16 Their paper distinguishes between ‘independent’ rationalisability (as in Bernheim and Pearce, since the priors are supposed to be distributed independently) and ‘correlated’ rationalisability (which was a case considered by Böge, though his 1979 papers are not mentioned by Brandenburger and Dekel). Correlated rationalisability is equivalent to a posteriori equilibrium, while they introduce the refinement of conditionally independent a posteriori equilibrium for the equivalence with independent rationalisability.

17 The doubled game 2G is defined as the game in which every strategy is available twice (doubling strategies can have a significant impact when priors are correlated, because it allows more subtle beliefs).The difference with Aumann’s 1987 paper is that rational expectations are defined at the interim stage rather than the prior stage (see Aumann and Drèze, 2008, 80). This is why the resulting equilibrium is slightly different between the two papers.

18 Although CBR is routinely used by epistemic game theorists (and considered by Perea (2014, 13) as its ‘central idea’), it is not constitutive of the epistemic program. Aumann and Brandenburger (1995) for instance show that mutual knowledge of rationality combined with common priors and common knowledge of players’ conjectures imply that their beliefs form a Nash equilibrium. The important point here is that EGT looks for a combination of epistemic conditions such that a single ‘equilibrium’ of beliefs remain. CBR is the most efficient condition to generate such consistent beliefs, but other conditions can also work (common priors and the common knowledge of players’ beliefs imply for instance the convergence to a single profile by Aumann’s agreement theorem).

19 If we allow for correlated priors (as in Aumann 1987), then player i’s belief about player j’s action can be conditioned on player i’s own action. This does not however mean that beliefs are action-dependent (see Hammond, 2009), i.e. that i believes that his action could directly influence the action of the others, since the players do not genuinely ‘choose’ in Aumann’s model – their action is indeed given by the state of the world.

20 The important point for the argument is that the prior distribution is a formal tool to encode the beliefs of the players, and not an actual belief held by the player. The argument about the possibility of self-prediction is a disputed topic (see e.g. Joyce 2002, Rabinowicz 2002) but is not of primary importance here.

21 Consider a coordination game in which we can choose either ‘Left’ or ‘Right’. Suppose that I believe you always choose the same side than me (Left when I choose Left, Right when I choose Right), but that you believe that I always choose the opposite side (Left when you choose Right, Right when you choose Left). It turns out that it is impossible to define here a distribution P over the set of possible outcomes from which we could derive our individual beliefs. It means that I cannot define a prior distribution that encodes my beliefs about the game. Larrouy and Lecouteux (2017, 329–332) provide a similar illustration in a prisoner’s dilemma.

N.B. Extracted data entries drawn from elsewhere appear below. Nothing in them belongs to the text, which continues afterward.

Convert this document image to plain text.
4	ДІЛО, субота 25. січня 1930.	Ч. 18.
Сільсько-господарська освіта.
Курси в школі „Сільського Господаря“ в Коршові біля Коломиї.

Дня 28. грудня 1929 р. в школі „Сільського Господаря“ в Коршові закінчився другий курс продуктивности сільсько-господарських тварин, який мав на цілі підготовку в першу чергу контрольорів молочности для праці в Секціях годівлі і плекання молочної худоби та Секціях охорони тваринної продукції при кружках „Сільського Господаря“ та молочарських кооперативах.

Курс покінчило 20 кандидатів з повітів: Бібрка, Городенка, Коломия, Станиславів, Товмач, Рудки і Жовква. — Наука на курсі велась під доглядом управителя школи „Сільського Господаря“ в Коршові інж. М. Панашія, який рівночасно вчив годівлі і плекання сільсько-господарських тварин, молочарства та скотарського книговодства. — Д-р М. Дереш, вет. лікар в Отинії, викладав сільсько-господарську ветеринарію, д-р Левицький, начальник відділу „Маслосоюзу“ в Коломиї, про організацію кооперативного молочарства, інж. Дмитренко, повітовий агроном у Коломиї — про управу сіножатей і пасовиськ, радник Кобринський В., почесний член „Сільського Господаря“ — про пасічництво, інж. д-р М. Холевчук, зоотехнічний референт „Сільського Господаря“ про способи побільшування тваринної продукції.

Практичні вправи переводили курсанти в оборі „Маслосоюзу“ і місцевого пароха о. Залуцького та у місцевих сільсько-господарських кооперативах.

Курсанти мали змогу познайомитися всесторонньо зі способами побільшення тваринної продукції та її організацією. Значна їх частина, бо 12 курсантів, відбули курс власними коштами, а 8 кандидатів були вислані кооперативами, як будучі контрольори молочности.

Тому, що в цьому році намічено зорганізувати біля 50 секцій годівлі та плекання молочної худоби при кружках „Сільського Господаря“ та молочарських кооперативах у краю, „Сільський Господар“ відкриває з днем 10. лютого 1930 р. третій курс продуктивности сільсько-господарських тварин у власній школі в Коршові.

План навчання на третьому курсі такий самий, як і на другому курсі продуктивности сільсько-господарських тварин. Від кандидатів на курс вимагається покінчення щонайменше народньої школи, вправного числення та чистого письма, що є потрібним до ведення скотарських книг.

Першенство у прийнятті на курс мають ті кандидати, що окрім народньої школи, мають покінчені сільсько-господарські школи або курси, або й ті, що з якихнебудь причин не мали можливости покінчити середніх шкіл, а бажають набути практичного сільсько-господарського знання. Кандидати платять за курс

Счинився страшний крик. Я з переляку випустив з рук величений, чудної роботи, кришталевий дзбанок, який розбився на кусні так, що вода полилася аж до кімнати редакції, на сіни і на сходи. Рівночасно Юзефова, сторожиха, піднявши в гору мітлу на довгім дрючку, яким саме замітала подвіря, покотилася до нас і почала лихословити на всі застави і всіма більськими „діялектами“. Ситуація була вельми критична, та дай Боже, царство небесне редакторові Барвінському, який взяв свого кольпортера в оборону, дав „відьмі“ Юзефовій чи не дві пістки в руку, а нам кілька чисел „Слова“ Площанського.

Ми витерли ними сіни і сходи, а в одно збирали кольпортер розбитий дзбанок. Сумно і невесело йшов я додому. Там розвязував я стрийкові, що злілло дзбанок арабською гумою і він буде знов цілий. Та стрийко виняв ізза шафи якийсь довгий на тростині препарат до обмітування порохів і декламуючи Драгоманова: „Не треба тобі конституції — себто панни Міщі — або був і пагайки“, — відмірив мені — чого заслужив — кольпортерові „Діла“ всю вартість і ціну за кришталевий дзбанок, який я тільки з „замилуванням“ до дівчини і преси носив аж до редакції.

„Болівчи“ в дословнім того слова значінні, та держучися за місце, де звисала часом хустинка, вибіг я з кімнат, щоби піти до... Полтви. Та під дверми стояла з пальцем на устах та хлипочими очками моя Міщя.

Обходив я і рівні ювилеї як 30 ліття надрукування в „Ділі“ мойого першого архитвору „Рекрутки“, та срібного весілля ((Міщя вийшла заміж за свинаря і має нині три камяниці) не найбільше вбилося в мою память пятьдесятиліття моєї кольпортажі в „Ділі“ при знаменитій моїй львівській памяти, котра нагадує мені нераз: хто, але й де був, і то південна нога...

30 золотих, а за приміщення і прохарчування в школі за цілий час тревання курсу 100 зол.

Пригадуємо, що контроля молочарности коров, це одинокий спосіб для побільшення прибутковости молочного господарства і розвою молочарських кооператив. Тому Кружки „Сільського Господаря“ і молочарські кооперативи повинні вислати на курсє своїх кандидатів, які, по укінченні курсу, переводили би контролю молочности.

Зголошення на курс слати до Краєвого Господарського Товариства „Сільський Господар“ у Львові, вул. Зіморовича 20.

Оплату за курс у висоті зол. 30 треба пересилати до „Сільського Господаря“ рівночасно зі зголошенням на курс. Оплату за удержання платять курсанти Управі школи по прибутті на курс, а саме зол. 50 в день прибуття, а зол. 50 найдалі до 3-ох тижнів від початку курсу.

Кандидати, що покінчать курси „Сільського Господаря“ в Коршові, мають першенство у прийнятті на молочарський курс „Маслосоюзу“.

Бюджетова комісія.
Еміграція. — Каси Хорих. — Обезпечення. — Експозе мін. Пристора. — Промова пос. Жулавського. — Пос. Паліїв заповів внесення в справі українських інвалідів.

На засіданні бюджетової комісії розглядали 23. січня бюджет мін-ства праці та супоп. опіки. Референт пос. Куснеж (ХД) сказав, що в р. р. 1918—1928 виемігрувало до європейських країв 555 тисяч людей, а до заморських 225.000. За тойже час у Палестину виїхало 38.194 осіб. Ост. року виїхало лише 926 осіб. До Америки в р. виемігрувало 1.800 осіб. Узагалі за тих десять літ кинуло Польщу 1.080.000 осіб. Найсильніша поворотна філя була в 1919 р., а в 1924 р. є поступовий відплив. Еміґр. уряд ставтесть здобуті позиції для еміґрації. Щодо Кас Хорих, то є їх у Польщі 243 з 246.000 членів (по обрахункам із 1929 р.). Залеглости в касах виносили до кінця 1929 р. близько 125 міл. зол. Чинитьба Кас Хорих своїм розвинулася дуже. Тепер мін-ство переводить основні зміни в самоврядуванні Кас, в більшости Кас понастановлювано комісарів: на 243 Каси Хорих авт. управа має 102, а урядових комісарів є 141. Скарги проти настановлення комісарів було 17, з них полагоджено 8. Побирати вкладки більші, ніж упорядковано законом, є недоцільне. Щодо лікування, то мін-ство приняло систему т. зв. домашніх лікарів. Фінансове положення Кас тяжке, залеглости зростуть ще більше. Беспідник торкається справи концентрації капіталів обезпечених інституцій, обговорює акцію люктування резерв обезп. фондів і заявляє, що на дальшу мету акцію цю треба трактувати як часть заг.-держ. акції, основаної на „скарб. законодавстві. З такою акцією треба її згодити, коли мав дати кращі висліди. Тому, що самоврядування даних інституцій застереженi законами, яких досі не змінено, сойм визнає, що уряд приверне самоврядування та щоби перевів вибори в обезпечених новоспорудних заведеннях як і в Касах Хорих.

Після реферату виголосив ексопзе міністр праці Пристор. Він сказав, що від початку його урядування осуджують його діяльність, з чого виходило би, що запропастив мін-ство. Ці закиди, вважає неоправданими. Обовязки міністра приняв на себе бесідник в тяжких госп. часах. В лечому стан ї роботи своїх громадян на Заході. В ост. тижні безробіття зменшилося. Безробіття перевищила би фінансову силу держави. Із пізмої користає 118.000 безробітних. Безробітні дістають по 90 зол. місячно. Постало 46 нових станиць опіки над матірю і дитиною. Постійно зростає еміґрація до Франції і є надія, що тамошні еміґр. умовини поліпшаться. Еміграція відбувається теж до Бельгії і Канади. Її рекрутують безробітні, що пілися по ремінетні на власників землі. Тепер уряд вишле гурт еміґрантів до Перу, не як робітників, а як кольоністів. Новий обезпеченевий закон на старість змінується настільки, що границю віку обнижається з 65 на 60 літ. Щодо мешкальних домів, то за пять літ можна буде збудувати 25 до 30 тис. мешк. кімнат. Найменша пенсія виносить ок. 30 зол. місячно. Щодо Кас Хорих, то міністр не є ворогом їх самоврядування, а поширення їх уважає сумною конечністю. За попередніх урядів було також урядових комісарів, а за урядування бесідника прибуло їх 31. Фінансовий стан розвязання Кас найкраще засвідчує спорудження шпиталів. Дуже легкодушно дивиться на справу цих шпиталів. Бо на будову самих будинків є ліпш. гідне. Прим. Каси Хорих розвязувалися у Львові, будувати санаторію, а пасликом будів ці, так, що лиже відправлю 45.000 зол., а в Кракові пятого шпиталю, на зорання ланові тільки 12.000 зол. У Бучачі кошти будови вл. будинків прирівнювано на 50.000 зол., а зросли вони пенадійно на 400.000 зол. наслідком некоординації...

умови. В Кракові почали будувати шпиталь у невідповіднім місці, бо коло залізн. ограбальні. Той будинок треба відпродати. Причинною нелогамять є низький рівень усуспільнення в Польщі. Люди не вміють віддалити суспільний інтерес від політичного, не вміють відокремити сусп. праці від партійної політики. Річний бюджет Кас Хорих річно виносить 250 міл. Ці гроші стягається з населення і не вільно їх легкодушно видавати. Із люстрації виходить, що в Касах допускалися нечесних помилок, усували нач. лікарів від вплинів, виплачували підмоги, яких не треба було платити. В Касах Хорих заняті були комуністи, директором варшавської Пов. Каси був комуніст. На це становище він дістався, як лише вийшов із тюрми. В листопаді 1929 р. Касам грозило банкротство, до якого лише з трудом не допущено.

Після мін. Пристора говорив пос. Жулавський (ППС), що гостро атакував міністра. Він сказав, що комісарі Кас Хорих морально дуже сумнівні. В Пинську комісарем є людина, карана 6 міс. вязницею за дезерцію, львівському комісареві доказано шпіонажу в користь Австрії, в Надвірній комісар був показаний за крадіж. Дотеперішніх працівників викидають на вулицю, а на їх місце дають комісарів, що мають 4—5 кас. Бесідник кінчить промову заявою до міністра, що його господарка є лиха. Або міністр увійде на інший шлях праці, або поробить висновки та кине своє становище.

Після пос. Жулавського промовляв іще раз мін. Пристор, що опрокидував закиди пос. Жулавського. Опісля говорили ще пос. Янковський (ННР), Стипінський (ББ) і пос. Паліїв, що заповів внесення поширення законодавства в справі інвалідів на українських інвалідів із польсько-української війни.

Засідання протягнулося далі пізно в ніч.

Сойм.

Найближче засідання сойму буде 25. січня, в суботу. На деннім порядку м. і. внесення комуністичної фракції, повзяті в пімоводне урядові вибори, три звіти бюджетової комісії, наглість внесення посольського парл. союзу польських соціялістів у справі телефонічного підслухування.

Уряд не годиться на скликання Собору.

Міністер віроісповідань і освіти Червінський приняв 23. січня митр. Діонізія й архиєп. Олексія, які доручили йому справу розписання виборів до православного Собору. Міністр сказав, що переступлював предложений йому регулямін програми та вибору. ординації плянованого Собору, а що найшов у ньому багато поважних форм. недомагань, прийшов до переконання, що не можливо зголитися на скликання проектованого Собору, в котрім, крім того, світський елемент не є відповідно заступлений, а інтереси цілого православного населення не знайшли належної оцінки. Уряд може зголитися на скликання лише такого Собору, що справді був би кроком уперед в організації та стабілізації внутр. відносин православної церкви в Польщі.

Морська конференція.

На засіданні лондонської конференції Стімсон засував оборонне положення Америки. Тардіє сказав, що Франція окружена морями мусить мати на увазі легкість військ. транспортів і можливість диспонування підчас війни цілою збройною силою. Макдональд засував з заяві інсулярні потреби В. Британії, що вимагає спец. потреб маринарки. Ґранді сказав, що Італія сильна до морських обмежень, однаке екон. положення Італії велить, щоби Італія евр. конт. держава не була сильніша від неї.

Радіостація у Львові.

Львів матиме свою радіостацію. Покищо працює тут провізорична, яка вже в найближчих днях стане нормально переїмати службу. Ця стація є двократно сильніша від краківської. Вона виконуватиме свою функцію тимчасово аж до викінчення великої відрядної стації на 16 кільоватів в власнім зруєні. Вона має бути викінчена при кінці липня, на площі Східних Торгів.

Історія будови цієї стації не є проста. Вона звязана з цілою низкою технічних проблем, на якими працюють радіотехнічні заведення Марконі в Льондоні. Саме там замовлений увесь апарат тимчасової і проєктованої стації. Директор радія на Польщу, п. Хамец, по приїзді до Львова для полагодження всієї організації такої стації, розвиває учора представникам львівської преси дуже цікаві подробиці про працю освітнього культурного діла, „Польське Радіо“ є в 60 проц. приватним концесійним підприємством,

22 I thank an anonymous referee for pointing out this reference.

23 A reason why the semantic approach has not been replaced by the ‘hierarchical’ approach of Mertens and Zamir (1985) and Brandenburger and Dekel (1993), which generalises Harsanyi’s type-based approach, and in which the states of the world have a more traditional interpretation, is that the hierarchical approach tends to generate an increasing analytical complexity. Aumann (1999) for instance describes it as ‘cumbersome and far from transparent […] the hierarchy construction is so convoluted that we present it here with some diffidence’ (265–295).

24 We could also consider e.g. team reasoning (see Lecouteux 2018 for a literature review), Stackelberg reasoning (Colman and Bacharach 1997), or the theory of social situations (Greenberg 1990, Mariotti 1997) as alternative approaches.